Apply the best changes from both.

Hard Constraints on Output

Never propose large rewrites of AGENTS.md.
Never create big new skills. Tiny, focused, high-ROI only.
Every proposal must reference concrete history ("In the payment retry thread on May 3rd and the similar incident on May 18th...").
If nothing high-confidence was found, say so clearly instead of manufacturing improvements.

Gotchas

Do not turn a single annoying session into a permanent rule unless it was unusually high impact. Prefer "no change" over a weak constitution update.
Do not rely on memory vibes. Each proposed update needs a concrete session, date range, file, PR, or repeated correction pattern that can be checked.
Keep generated AGENTS.md text short. If the proposed rule needs multiple paragraphs, it probably belongs in a tiny skill or a project doc instead.
Application is gated by the user.

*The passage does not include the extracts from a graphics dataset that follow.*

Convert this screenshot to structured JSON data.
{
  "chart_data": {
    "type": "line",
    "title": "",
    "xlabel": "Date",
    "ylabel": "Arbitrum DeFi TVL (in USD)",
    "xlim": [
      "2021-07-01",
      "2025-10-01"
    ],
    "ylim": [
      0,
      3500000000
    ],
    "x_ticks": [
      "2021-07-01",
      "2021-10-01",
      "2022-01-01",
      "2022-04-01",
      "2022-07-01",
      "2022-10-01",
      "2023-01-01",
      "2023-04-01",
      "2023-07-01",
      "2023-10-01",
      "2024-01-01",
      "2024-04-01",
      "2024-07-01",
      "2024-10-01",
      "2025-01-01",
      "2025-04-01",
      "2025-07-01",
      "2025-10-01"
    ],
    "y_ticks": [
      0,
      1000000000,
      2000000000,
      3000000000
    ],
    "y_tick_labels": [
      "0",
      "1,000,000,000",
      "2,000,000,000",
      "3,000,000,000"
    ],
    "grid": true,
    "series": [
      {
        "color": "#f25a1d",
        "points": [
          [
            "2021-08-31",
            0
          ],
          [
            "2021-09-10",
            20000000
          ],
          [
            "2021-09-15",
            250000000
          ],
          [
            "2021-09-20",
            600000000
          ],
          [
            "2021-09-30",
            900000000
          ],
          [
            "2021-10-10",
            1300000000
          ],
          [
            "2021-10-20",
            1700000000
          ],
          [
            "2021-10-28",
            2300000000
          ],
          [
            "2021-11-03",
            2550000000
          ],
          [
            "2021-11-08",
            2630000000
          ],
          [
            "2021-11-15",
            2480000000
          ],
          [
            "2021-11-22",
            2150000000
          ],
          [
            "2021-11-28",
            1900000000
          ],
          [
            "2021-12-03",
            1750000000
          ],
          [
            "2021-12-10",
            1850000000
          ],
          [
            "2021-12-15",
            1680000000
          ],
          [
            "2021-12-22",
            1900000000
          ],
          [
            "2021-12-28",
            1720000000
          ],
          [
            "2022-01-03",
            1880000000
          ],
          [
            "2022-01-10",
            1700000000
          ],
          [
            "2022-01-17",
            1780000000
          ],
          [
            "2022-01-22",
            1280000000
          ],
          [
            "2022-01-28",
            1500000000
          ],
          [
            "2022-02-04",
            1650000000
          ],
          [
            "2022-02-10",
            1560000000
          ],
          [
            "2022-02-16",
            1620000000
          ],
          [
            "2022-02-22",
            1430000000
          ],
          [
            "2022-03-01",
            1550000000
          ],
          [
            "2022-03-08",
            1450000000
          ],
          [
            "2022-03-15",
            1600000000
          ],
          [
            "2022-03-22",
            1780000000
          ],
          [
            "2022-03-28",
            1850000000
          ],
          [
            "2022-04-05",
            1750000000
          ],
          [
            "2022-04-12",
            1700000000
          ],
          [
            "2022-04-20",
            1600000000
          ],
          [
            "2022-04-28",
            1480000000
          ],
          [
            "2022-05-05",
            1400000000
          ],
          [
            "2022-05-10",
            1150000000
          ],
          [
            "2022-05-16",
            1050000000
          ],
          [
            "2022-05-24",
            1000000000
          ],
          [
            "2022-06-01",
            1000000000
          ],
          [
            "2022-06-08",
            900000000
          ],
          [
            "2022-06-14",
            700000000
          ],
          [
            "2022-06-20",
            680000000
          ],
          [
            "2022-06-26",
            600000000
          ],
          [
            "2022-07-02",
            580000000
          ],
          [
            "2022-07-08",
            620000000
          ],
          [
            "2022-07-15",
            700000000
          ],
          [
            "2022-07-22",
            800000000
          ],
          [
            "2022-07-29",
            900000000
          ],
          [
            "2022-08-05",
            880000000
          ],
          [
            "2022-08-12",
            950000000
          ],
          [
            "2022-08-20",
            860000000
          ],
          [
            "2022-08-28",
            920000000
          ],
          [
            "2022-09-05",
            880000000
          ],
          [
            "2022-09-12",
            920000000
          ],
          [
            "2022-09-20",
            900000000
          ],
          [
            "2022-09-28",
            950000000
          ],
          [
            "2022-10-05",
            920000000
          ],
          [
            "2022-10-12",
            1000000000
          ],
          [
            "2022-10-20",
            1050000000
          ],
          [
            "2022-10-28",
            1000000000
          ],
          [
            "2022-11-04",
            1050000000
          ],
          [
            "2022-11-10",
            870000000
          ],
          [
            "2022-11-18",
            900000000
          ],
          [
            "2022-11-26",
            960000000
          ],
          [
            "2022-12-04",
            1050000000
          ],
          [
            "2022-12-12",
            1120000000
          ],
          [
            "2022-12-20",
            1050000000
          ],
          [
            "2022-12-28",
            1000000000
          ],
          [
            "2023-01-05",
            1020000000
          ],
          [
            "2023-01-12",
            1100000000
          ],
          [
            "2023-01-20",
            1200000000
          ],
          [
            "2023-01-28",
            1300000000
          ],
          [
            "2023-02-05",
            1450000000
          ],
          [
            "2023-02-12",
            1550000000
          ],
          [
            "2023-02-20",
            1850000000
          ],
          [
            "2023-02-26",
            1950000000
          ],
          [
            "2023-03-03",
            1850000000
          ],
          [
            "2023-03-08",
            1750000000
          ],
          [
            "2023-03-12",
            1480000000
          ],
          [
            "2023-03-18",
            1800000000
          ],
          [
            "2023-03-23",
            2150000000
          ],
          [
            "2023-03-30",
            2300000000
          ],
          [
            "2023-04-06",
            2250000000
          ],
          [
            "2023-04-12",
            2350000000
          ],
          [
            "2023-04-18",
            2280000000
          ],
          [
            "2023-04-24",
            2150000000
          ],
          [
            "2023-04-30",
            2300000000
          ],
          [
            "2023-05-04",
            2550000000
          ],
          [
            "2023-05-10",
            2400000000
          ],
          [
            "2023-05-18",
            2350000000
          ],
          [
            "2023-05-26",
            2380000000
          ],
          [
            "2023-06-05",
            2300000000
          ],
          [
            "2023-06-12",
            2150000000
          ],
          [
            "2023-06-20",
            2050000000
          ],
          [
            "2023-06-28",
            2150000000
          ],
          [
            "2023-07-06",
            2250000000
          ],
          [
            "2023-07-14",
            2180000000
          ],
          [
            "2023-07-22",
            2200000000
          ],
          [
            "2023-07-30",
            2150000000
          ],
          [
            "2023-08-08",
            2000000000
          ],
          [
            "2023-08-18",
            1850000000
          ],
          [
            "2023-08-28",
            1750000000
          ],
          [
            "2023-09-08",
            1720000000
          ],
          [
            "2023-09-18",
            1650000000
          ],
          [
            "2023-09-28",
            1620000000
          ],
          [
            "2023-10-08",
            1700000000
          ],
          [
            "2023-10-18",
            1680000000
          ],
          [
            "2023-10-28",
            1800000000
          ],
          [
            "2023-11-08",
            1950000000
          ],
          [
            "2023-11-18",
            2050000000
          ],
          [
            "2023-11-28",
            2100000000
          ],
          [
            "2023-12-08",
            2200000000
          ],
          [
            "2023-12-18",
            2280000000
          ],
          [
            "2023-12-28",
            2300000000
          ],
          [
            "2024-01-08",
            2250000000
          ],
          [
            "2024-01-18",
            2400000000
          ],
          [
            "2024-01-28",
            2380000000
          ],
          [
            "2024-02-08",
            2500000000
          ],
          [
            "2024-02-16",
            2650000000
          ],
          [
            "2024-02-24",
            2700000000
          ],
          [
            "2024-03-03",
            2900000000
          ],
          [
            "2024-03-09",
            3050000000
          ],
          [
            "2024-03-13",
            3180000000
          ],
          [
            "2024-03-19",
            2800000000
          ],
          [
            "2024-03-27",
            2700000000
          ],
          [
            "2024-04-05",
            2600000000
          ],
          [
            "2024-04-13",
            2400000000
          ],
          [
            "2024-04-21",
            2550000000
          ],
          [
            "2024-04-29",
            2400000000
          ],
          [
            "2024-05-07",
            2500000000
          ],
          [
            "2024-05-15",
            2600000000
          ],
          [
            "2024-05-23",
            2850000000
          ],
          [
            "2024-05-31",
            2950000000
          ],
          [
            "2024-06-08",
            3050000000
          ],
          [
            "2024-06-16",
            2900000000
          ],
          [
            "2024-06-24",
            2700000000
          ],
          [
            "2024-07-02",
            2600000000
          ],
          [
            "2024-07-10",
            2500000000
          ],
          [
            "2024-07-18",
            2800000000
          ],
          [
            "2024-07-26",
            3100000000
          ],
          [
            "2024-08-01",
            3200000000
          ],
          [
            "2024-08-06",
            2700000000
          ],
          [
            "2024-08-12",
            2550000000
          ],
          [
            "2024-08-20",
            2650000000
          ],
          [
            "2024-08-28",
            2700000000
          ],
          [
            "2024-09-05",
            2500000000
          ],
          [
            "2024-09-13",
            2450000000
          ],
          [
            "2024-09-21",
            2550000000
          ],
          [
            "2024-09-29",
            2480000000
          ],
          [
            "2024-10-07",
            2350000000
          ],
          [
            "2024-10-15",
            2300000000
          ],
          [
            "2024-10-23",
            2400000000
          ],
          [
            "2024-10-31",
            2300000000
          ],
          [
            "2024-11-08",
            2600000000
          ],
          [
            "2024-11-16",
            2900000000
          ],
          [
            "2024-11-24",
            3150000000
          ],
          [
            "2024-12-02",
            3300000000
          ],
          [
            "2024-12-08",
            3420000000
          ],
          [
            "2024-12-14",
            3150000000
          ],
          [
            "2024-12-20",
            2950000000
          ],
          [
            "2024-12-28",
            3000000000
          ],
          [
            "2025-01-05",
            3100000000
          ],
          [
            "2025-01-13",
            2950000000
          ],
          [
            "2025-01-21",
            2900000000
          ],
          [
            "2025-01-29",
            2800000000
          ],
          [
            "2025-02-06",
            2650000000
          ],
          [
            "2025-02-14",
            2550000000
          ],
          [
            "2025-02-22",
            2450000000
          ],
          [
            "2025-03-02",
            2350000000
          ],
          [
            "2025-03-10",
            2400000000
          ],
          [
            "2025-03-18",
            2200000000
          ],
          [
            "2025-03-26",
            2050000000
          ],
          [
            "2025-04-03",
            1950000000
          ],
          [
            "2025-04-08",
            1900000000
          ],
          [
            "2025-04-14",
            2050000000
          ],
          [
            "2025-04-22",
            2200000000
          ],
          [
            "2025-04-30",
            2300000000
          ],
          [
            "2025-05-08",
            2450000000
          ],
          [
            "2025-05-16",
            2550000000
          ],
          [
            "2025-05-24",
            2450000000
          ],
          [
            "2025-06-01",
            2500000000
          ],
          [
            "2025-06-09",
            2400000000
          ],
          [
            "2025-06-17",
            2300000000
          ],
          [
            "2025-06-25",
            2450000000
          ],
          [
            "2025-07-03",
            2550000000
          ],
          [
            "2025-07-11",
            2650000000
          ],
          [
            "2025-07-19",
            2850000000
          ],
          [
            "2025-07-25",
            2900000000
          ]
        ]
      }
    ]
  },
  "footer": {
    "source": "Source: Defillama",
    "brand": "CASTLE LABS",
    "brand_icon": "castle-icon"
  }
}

The retrospective can propose exact diffs, but it must not silently rewrite AGENTS.md or existing skills.

References

references/retrospective-prompt.md — The core prompt template used to drive Codex's self-analysis
references/agents-md-update-rules.md — Strict rules for what kind of changes are acceptable
references/minimal-skill-criteria.md — What qualifies as a "tiny useful skill" worth extracting
references/examples/ — Real (sanitized) retrospective outputs and the resulting AGENTS.md diffs

Success Looks Like

After 4–8 weeks of regular use:

Codex makes fewer basic assumption errors in your domain
You spend less time re-explaining preferences and constraints
Your AGENTS.md and skills folder feel like they were written by someone who has worked with you for a long time (because they were)
New projects ramp up faster because the constitution already encodes hard-won lessons

Start with a focused 7- or 14-day retrospective on a project where you've felt the most friction recently. The pattern will become natural quickly.